Поздравь ее со днем рожденья 2-го ноября[34].
Письмо поражает своим резко изменившимся тоном. Меланхолические жалобы на судьбу сменились мажорными интонациями; Данненберг полон оптимизма и жажды деятельности. Он шутит, даже несколько бравируя и пересыпая свои фразы студенческим арго. Его художественные интересы вновь заявляют о себе; он начинает с обещанного описания годичной выставки в Академии художеств. Внимание его привлечено не столько работами академиков, сколько картиной непрофессионального художника — «любителя художеств, камер-юнкера» Вонлярлярского «Беседа Христа с Никодимом»; об этой картине («копии с Ферстейга»), кстати, сообщала и «Северная пчела», также находившая в ней «талант и вкус»[35]. Между прочим, в стихах Некрасова есть также следы впечатлений от петербургских выставок — в первую очередь, конечно, от «Последнего дня Помпеи» Брюллова; эту картину описывает в меру своего разумения «Феоклист Онуфрич Боб» («Провинциальный подьячий в Петербурге», 1840).

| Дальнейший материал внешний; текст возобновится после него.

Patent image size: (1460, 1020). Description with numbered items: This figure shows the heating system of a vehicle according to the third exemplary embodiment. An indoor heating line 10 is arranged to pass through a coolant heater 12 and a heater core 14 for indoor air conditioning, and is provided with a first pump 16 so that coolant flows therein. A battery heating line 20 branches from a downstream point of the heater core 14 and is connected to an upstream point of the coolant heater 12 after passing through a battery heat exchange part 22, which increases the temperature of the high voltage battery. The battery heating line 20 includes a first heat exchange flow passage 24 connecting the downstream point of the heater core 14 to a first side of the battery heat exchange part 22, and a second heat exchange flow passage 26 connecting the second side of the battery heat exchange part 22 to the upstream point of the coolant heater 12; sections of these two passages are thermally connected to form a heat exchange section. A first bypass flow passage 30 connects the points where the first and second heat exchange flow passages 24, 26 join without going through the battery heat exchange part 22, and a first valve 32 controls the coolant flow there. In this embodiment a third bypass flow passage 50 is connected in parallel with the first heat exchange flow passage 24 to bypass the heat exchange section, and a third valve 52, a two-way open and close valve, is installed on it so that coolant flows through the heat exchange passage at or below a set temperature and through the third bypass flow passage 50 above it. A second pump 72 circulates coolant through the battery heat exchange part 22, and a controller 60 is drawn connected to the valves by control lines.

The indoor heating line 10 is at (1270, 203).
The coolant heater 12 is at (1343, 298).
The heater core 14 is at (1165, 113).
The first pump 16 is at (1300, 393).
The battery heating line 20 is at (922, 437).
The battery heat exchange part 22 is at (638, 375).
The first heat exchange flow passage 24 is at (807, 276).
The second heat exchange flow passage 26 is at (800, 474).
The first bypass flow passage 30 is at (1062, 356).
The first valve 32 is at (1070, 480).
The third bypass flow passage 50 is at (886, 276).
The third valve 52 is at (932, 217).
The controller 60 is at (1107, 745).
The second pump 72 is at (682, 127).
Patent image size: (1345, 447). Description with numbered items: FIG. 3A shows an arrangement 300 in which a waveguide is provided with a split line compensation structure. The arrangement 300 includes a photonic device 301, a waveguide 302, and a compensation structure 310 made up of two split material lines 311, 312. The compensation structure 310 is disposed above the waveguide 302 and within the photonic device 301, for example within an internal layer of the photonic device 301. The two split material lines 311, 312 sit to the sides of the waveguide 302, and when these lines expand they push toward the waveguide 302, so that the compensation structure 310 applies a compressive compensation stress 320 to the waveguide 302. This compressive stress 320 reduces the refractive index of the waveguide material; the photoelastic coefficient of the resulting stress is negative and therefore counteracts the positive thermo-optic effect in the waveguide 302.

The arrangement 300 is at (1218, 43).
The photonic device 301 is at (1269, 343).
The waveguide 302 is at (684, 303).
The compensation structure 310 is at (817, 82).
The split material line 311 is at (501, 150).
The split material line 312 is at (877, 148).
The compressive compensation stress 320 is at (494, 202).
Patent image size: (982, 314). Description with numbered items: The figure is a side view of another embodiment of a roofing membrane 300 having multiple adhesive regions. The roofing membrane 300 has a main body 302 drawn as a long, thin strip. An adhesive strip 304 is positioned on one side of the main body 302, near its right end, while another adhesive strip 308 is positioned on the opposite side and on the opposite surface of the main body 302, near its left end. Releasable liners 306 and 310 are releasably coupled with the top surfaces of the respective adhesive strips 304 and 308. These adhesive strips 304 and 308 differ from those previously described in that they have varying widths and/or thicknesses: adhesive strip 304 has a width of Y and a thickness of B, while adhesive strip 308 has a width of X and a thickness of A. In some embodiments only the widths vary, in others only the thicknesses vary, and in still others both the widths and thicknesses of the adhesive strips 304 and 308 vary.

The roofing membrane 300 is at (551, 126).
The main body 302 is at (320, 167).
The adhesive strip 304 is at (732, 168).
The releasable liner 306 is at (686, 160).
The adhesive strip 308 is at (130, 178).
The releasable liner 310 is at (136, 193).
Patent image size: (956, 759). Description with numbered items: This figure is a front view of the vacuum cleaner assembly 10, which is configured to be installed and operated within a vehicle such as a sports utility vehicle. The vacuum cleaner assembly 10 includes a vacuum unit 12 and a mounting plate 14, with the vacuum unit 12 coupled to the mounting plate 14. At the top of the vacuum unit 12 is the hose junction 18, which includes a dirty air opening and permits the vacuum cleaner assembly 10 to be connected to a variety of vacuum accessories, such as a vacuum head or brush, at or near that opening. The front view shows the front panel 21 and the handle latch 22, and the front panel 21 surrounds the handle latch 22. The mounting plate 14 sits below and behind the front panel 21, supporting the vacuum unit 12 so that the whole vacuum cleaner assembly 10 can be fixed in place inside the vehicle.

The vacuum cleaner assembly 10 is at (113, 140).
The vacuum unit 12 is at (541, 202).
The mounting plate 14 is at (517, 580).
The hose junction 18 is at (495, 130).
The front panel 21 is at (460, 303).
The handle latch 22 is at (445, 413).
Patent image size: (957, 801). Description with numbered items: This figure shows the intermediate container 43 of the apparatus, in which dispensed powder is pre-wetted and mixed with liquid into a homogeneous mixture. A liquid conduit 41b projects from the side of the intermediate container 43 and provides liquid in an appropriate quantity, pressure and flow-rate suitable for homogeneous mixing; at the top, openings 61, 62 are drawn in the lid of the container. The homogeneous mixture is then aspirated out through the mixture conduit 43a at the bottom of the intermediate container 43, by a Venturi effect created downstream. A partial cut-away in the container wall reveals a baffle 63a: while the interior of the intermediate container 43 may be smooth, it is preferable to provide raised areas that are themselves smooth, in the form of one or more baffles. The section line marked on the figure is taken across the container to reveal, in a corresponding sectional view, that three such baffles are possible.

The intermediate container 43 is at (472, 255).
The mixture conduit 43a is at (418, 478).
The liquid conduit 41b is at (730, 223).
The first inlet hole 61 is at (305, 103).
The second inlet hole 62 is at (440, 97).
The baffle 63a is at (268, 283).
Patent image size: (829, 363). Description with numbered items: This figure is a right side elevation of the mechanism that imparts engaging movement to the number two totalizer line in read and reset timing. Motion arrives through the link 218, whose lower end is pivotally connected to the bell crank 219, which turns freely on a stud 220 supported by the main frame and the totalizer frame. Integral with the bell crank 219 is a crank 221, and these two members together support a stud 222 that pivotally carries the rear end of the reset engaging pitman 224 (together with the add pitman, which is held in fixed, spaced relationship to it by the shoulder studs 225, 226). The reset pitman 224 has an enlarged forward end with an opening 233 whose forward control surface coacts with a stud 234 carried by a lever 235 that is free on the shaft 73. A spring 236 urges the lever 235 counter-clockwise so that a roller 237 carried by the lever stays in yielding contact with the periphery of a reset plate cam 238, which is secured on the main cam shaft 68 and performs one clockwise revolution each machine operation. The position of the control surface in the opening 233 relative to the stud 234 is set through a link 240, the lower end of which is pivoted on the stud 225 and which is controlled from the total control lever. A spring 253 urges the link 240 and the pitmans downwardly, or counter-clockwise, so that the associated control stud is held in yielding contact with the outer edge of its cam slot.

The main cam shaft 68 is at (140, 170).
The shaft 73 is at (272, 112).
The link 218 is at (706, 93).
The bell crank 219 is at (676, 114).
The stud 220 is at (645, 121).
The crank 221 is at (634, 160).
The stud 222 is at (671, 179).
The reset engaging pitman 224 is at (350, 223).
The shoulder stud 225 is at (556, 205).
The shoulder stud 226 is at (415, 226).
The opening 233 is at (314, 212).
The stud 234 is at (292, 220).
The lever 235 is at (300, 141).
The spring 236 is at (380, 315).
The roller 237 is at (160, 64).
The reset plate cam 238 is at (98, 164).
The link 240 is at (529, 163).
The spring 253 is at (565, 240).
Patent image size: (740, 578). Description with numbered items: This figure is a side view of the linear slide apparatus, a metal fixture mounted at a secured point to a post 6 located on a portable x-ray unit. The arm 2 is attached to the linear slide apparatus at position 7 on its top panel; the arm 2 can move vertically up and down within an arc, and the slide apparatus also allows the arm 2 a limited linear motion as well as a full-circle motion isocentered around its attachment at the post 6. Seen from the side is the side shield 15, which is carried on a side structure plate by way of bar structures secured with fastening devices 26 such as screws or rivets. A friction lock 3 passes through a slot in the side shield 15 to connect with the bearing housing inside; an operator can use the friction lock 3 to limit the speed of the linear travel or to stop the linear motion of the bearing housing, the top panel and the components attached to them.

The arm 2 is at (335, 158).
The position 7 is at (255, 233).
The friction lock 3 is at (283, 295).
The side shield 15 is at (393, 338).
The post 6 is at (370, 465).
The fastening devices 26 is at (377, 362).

Нет сомнения, что петербургские художественные впечатления Данненберга были небезразличны и адресату письма и в известной степени характеризуют ту интеллектуальную атмосферу, которая царила в казанском кружке. Второва занимали в это время проблемы живописи и архитектуры. Еще 14 сентября Данненберг просил его прислать «статью о Боґлгарах», теперь он вновь напоминает о ней, имея в виду устроить ее в печать. Статья была результатом их совместной работы: не далее как осенью 1838 года они совершили поездку по Казанской губернии с этнографическими и археологическими целями; в конце сентября они осматривали развалины в Болгарах, и Данненберг, несмотря на сильный холод, пытался сделать зарисовки[36]. Выставка, по-видимому, заставляла его спешить с опубликованием: развалины привлекли уже внимание столичных художников, и Данненберг, конечно, не был безучастным созерцателем целой серии этюдов и картин братьев Чернецовых с изображением казанских окрестностей, в числе которых была и «Внутренность развалин в Боґлгарах, Казанской губернии» Г. Чернецова[37]. Как явствует из письма, он брал на себя выполнение и других литературных комиссий Второва.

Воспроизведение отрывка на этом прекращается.